Thursday, July 29, 2010

The struggle for clean water

Photo: Survival International

Voting on a proposal put forward by Bolivian ambassador Pablo Solon, the United Nations General Assembly voted yesterday to declare that “safe and clean drinking water and sanitation is a human right essential to the full enjoyment of life and all other human rights.”

So it was fitting that on the same day in London, police were out in force to prevent protesters gate crashing the AGM of the British-based mining transnational Vedanta. The corporation is accused of fatally polluting the local water supply around its aluminium refinery in Lanjigarch, Orissa state in India.


A petition signed by 30,000 people was handed in to the meeting calling on shareholders to stop Vedanta’s local subsidiary, the Orissa Mining Corporation, opening a bauxite mine to feed the refinery, in the nearby Niyamgiri hills.

The development threatens the very survival of the Dongria Kondh indigenous community who live there. A report from Amnesty quotes a member of the community saying: “The hill is our god and the earth our goddess. Between the two we have the rains and the water. Those wanting to mine here will slowly take over this. Where will we go then?”

An estimated 884 million people don’t have safe drinking water and about 1.5 million children under the age of five die each year from diarrhoea and other water-related causes. Dirty water kills more children than AIDS, malaria and measles together. Three and a half million people die each year as a result of contaminated water.

One of the United Nations-sponsored Millennium Development Goals agreed in 2001, was to halve the number of people who cannot reach or afford safe drinking water and halve the number who do not have basic sanitation. But in reality, the opposite is happening.

As the effect of global warming increases, water is becoming more than ever a scarce and expensive commodity. Some 10 million people in West Africa are facing starvation right now as a result of a long and worsening drought.

New figures show that global temperatures are soaring to their highest-ever level this year. The Met Office Hadley Centre, drawing on the work of more than 100 scientists from more than 20 institutions, has compiled ten indicators of temperature. “They provide, in a one place, a snapshot of our world and spell out a single conclusion that the climate is unequivocally warming,” the Met Office reports.

Clean water must be a right, but like all others it will need to be fought for in the teeth of opposition from the corporations and the rich. Rights can’t be left as words on paper, as all the Development Goals for Africa have been.

It is absolutely right to use any legal recourse to defend rights, including working through the United Nations. Ultimately, however, power rests in the hands of corporations and even governments have to kowtow to them. This week, for example, the government of Uruguay has been forced by Phillip Morris to revisit their strict no-smoking laws because the death-dealing corporation has made a complaint to the World Trade Organisation.

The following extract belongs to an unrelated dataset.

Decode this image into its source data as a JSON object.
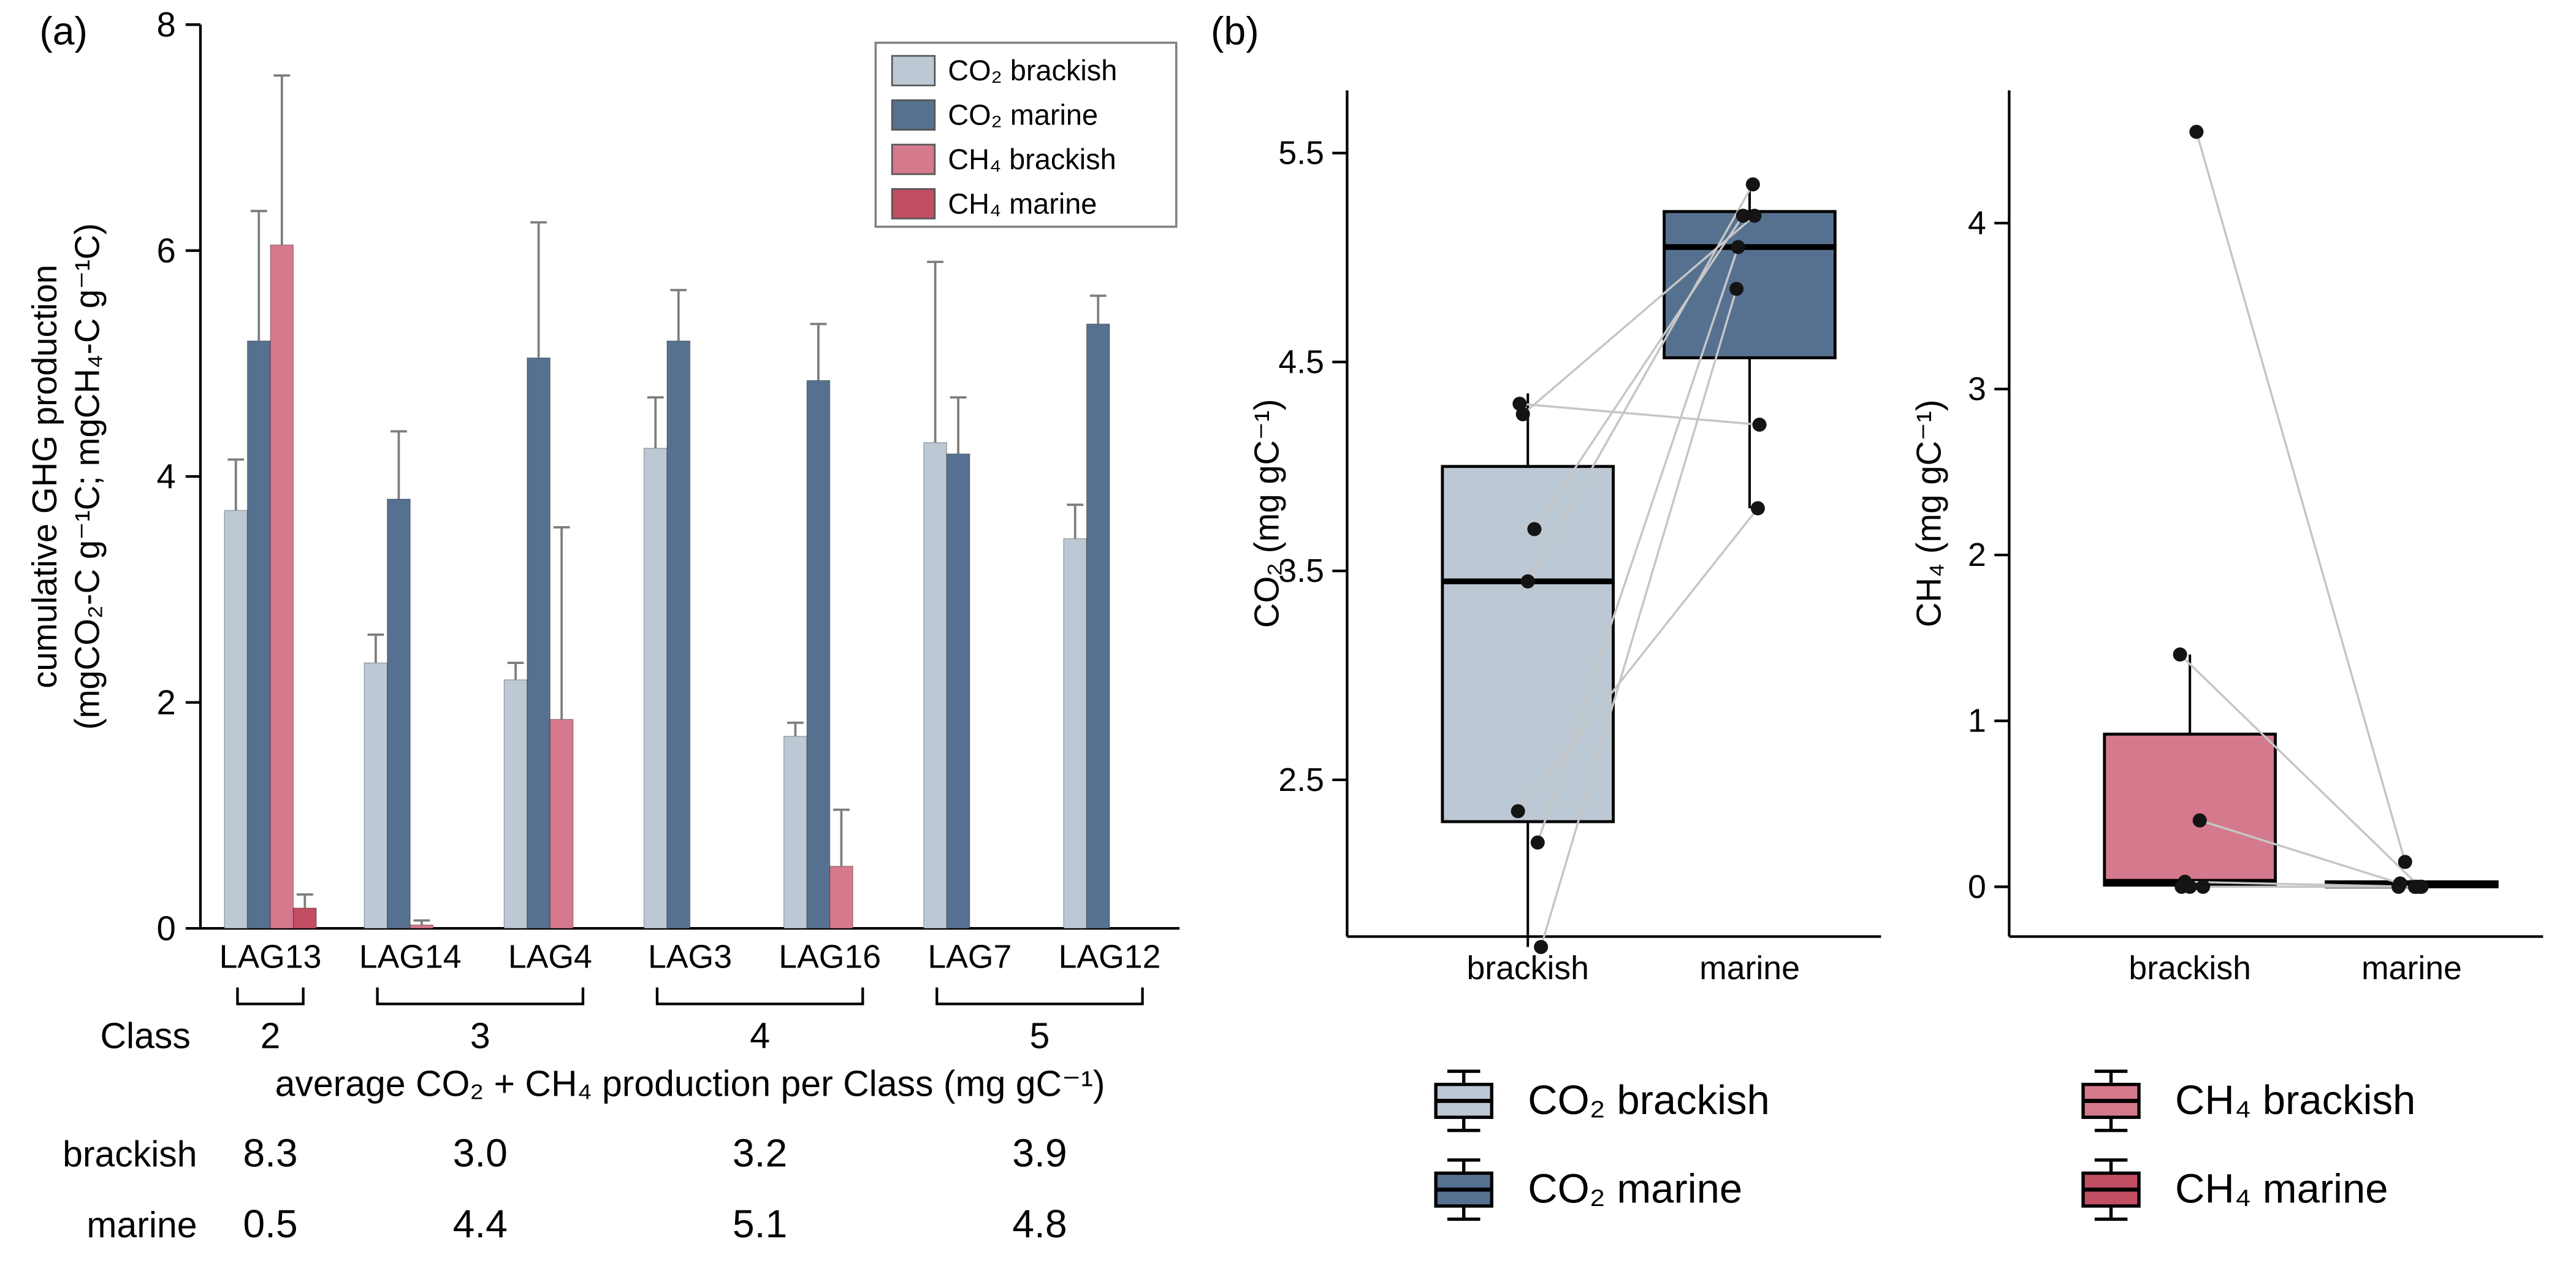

In our Manifesto of Revolutionary Solutions, we tried to put the concept of rights into a revolutionary context. We propose that human rights must expand beyond the concept of the individual to societal rights – the right to decent housing, health care and so on. This connects with the idea of “Mother Earth Rights”, proposed in the World People’s Declaration on Climate Change: for what is nature but the body of human beings, whose health is our health.